When executing the hidden surface elimination method of the present invention, the viewing direction l is transmitted from the host processor 8 via the bus 7 to each processor 6 corresponding to each block. Each processor 6
uses the information on the viewing direction l to sort the polygons in the assigned block stored in the local memory 9 of each processor 6 in order of depth, and notifies the host processor 8 when the processing is completed. The host processor 8 sequentially calls the processor in charge of the block having the greatest distance from the viewpoint block 5 as soon as the processing is completed, and causes the polygon to be written in the image memory 10. When all the processors 6 have finished writing, the image memory 1 is displayed on the display 11.
Display the contents of 0.

〔Effect of the invention〕

Sorting generally requires 0 (n Qogsln) effort, where n is the number of polygons to be sorted. According to the present invention, since the polygons are sorted for each block, n can be made small and the processing time is shortened. For example, if you divide n polygons into two blocks of -n/2 polygons each and sort each block in turn, the effort will be 0 (n QogI2n-n), and only 0(n). Processing time is reduced. Furthermore, if a parallel computer configuration is used in which one processor is assigned to each block, each block can be sorted simultaneously, which has the effect of further shortening the processing time.

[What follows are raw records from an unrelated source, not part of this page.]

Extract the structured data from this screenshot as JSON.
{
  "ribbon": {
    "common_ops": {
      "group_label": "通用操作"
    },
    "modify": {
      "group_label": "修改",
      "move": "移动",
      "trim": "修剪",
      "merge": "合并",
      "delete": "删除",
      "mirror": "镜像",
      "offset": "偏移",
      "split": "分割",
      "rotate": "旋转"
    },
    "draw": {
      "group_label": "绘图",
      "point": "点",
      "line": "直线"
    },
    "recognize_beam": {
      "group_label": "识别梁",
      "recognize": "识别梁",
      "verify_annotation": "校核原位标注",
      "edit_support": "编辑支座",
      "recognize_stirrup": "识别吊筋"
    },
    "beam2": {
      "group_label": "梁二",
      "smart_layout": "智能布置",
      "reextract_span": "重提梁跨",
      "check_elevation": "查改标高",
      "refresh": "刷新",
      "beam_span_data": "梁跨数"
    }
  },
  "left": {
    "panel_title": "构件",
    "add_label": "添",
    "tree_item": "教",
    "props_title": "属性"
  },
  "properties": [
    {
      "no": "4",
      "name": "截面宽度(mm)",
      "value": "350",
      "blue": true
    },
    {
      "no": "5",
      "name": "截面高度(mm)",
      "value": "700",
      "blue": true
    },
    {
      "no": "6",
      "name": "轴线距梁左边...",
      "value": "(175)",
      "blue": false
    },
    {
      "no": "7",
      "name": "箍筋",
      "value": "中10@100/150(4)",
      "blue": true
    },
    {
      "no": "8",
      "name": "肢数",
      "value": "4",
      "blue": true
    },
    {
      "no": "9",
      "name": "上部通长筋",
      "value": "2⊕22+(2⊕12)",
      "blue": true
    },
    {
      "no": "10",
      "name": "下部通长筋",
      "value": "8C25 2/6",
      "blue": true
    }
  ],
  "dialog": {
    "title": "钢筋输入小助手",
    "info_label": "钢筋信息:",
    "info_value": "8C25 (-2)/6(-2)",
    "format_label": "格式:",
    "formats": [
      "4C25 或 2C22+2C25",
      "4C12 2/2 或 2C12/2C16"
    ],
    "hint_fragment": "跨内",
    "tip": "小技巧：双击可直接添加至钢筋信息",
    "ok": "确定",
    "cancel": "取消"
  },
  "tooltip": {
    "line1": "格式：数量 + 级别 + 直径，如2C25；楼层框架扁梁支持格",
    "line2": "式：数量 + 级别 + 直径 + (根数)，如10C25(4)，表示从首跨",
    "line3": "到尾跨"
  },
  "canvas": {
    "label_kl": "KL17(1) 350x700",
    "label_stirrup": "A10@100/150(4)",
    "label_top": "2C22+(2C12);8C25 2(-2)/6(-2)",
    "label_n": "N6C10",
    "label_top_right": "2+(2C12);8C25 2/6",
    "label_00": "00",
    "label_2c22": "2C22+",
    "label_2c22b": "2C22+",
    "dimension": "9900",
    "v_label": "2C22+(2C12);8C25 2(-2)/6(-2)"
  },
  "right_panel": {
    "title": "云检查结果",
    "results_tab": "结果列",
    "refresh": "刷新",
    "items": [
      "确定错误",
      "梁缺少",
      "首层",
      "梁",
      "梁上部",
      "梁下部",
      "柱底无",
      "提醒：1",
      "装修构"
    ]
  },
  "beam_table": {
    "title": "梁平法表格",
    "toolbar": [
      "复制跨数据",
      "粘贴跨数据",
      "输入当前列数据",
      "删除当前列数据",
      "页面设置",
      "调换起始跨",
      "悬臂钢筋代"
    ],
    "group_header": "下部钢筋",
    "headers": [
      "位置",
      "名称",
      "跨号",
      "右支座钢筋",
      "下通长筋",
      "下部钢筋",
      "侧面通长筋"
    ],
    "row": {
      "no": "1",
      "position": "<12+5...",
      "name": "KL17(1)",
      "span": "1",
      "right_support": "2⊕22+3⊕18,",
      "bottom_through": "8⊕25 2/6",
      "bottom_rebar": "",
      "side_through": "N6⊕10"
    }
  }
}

[Brief explanation of the drawing]

FIG. 1 is a diagram showing the XY plane of a figure in an embodiment of the present invention, and FIG. 2 is a block diagram included in the field of view, nodes and branches corresponding to block boundaries, and information from the viewpoint block to each block. A diagram showing distances, FIG. 3, corresponds to FIG. 1, and is a diagram showing a parallel computer configuration when one processor is assigned to each block. 1... Direction of view, 2... Viewpoint, 3... Field of view, 4...
... Blocks included in the field of view, that is, blocks to be processed, 5. Viewpoint blocks, 6. Processors assigned to each block, 7. Processors assigned to each block and host processor. Connecting bus, 8...Post processor, 9...Local memory that stores polygon data included in the blocks processed by each processor, 10...Image memory, Kaya 1 Kujime 2 Country

Claims (1)

[Claims] (1) A first process of dividing the target figure into a plurality of blocks and replacing the sorting of polygons in hidden surface removal with sorting within each block and sorting the blocks themselves;
A high-speed graphic processing method characterized by performing a second process of drawing a polygon in blocks according to the distance from the viewpoint. 2. The above first and second processes are performed for each block,
The high-speed graphic processing method according to item 1, characterized in that one processor is assigned and the processing is performed according to instructions from a host processor.